Tuesday, 12 May 2009
Drivers using hands-free mobile phones
A hands-free mobile phone using HGV driver on Oxford Street yesterday.
What could be a more eloquent sign of the vacuity of 'road safety' as an ideology than the government's failure to ban the use of hands-free mobile phones by drivers, or the total silence of senior police officers on the subject?
Yesterday on Oxford Street I spotted this hands-free mobile-phone-using HGV driver. I think he was breaking the law by driving on Oxford Street (this section between Oxford Circus and Tottenham Court Road is, as far as I'm aware, restricted to cyclists, buses and taxis only). But even though articulated lorries are involved in the majority of London cycling fatalities, this driver was free to chatter on a hands-free mobile for as long as he liked.
Driver reaction times, such as the time taken to apply the brakes or steer away from danger, are significantly slower when driving whilst using a hands-free mobile phone than when driving whilst over the legal alcohol limit.

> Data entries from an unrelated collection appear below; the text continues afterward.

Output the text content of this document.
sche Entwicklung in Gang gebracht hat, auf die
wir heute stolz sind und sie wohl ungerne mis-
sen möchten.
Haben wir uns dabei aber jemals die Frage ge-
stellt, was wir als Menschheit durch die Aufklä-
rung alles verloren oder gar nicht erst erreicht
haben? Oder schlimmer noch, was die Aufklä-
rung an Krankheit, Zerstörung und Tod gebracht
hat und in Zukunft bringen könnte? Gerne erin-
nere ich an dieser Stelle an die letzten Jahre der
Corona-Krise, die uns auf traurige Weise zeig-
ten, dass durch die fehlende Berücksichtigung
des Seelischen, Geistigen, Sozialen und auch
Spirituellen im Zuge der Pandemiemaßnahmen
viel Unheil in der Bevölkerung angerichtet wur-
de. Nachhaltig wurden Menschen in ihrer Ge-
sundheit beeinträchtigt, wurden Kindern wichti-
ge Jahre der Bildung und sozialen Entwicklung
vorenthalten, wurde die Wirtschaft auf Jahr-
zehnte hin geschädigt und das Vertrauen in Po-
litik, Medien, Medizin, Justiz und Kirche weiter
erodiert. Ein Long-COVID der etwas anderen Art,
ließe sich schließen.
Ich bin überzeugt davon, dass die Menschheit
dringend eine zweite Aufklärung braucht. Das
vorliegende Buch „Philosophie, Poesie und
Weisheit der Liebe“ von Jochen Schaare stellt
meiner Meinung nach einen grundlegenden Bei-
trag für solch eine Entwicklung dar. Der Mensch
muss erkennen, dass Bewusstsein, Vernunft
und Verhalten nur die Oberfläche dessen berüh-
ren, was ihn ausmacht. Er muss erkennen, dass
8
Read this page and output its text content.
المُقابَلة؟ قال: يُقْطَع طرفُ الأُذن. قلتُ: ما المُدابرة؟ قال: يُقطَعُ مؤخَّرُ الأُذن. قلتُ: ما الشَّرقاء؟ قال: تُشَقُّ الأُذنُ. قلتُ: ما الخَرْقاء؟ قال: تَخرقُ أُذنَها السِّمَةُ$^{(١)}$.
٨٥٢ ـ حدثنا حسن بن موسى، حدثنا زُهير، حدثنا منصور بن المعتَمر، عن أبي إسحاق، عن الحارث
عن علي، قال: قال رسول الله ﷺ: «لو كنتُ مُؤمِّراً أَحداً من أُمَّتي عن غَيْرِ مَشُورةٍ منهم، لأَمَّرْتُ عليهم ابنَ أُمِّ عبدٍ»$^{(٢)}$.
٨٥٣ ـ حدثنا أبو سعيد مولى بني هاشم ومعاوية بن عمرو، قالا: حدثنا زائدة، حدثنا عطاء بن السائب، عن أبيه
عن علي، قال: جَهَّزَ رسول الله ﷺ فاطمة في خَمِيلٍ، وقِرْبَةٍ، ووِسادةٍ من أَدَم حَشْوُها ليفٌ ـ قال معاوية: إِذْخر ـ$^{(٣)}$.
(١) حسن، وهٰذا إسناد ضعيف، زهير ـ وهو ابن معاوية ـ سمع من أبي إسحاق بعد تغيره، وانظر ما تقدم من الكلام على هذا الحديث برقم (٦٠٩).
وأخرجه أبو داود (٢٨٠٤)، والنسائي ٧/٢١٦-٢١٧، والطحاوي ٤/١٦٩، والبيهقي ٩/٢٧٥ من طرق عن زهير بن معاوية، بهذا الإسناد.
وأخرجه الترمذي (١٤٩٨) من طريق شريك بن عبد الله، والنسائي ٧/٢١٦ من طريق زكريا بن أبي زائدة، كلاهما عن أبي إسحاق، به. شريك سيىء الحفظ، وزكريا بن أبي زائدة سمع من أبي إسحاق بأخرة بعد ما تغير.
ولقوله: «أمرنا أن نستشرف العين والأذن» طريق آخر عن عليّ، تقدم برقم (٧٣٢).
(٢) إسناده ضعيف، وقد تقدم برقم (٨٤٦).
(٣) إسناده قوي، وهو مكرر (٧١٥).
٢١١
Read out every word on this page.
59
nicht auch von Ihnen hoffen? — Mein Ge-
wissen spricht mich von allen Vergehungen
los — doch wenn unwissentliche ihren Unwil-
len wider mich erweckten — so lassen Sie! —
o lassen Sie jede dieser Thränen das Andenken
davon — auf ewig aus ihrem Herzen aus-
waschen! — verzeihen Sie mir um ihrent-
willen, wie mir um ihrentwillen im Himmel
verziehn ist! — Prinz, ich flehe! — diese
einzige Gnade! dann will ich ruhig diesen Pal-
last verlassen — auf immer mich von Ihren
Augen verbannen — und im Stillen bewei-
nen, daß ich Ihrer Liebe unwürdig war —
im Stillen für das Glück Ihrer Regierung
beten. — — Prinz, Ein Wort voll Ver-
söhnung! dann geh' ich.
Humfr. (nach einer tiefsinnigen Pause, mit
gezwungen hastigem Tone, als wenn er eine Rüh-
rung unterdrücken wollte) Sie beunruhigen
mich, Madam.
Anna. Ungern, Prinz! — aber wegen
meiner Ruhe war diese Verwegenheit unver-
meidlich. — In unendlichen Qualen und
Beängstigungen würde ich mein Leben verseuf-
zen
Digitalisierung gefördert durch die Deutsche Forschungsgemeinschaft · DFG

Research has shown that any conversation taking place in the vehicle is a major distraction, with drivers’ concentration levels reduced for an average of 10 minutes after the conversation has ended. However, despite the delayed reaction times, it is not illegal to have a hands free mobile conversation whilst driving. Consequently it was viewed as a ‘safe activity’ by people taking part in the research study.
Direct Line has found that 22% of drivers have made calls on a hands-free mobile whilst behind the wheel in the last year.
Maggie Game, head of car insurance at Direct Line, said: “Given that drink driving was responsible for 14,480 casualties, including 460 deaths, on the road in 2007, the potential for casualties from mobile phone use is frightening. Whilst serious injuries and death on the road as a result of drink driving are decreasing, the potential for mobile phones to be a contributory factor in serious road accidents can only increase.”